All of the trials I mentioned before that I was excited about have limitations as to who can participate. The choice of therapy in the general population will depend upon what the previous therapy was. Whether we use the same drugs as the patient has taken before or switch to another combination will depend on how long their prior response duration was. If the patient relapses after 2 years, they could be challenged with the same combination. If a patient progresses on that treatment, then you need to switch to another class of drugs.
How do natural killer cells play a role in the treatment of myeloma?
The importance of natural killer cells came out in the elotuzumab trial when the ELOQUENT-2 became positive. It is clear that natural killer cells are playing an important role because elotuzumab binds to SLAMF7, which is expressed in the myeloma cells, but also in the natural killer cells. On the natural killer cells, the SLAMF7 has an adaptive protein, so when the antibody binds to it, it actually stimulates the natural killer cells. When elotuzumab binds to SLAMF7 on the myeloma cells, it doesn’t have an adaptive protein; therefore, it is not a signaling molecule, it is just expressed in the cancer cells. Here, when the antibody binds, it targets the myeloma cells and the natural killer cells can destroy them. Because of this, you have an antibody-dependent cell-mediated cytotoxicity (ADCC) mechanism.

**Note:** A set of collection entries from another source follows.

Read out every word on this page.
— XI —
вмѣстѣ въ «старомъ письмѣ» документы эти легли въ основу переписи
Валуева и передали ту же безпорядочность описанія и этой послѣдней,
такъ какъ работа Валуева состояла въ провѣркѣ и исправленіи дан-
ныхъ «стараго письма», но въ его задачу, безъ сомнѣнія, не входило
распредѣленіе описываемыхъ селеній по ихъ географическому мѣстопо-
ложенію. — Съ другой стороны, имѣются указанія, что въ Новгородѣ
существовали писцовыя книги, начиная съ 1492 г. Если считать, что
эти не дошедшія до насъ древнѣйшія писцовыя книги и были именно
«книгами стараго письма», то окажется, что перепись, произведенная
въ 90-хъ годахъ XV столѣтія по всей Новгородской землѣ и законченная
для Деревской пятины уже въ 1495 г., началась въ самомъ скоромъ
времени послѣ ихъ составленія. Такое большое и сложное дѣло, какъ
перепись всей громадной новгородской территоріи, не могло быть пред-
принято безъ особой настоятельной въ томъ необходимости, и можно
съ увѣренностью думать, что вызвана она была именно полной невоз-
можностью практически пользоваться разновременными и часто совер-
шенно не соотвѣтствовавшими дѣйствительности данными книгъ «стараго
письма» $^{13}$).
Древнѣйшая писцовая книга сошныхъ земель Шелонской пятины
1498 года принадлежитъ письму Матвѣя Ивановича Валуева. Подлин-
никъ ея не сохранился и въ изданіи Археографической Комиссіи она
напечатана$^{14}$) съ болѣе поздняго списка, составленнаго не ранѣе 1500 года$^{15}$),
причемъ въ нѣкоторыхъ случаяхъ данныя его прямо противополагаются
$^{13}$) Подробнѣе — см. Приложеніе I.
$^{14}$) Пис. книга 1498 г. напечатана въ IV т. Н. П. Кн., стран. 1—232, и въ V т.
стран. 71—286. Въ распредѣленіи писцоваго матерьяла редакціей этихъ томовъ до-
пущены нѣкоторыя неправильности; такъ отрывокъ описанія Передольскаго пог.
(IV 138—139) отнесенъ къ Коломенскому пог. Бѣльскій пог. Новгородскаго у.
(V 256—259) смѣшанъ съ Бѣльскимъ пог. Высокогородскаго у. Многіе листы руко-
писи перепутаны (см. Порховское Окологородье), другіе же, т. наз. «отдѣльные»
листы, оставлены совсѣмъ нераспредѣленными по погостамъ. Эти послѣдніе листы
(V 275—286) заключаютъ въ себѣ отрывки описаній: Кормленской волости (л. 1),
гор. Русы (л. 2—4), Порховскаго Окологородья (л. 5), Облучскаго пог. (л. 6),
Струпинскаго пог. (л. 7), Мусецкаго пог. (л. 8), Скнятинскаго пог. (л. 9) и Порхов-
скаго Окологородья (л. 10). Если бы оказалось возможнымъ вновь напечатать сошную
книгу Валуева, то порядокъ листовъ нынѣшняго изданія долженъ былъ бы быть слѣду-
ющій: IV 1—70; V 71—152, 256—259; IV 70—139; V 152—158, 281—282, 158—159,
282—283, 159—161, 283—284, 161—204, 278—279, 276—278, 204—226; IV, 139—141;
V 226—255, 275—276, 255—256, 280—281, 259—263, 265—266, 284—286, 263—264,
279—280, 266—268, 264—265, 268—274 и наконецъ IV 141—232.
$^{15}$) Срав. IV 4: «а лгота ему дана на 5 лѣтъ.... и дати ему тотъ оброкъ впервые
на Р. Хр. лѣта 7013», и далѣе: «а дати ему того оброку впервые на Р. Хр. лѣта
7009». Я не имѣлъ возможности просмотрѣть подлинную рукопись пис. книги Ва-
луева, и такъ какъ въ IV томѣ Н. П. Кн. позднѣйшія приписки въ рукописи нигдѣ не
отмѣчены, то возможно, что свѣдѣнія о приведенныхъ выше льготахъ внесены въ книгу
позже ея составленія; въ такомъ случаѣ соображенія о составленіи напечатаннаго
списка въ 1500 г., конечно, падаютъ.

This is also true when we use anti-CD38 monoclonal antibodies. CD38 is highly expressed in plasma cells. When you use anti-CD38 monoclonal antibodies and they bind to the myeloma cells, they also engage the natural killer cells and the CD8 cells and get ADCC mechanism and kill the cells. They could also be directly cytotoxic. These antibodies are also powerful and very effective. For the first time, we realize that we can control myeloma by immune mechanism. The checkpoint inhibitors are soon going to be tried in myeloma, and we are anxious to see how they are going to play in the management of it.
What do you see as the role going forward with immunotherapy for myeloma?
From doing the genome analysis and following the patient from the time of diagnosis through multiple relapses until death, we realize that the immune mechanism is going to play an important role.
Every time a patient presents with newly diagnosed myeloma, they have multiple clones. The current available drugs are only suppressing the predominant clone. Another clone then emerges, which is resistant to the current therapy and you switch treatment, but then the patient develops more mutations and, eventually, the patient dies. The immune mechanism is completely independent of the molecule mutation. It is genome naïve. What is happening in the nucleus doesn’t matter, because the antibody binds to the cell surface and gets stripped of the cancer cells completely.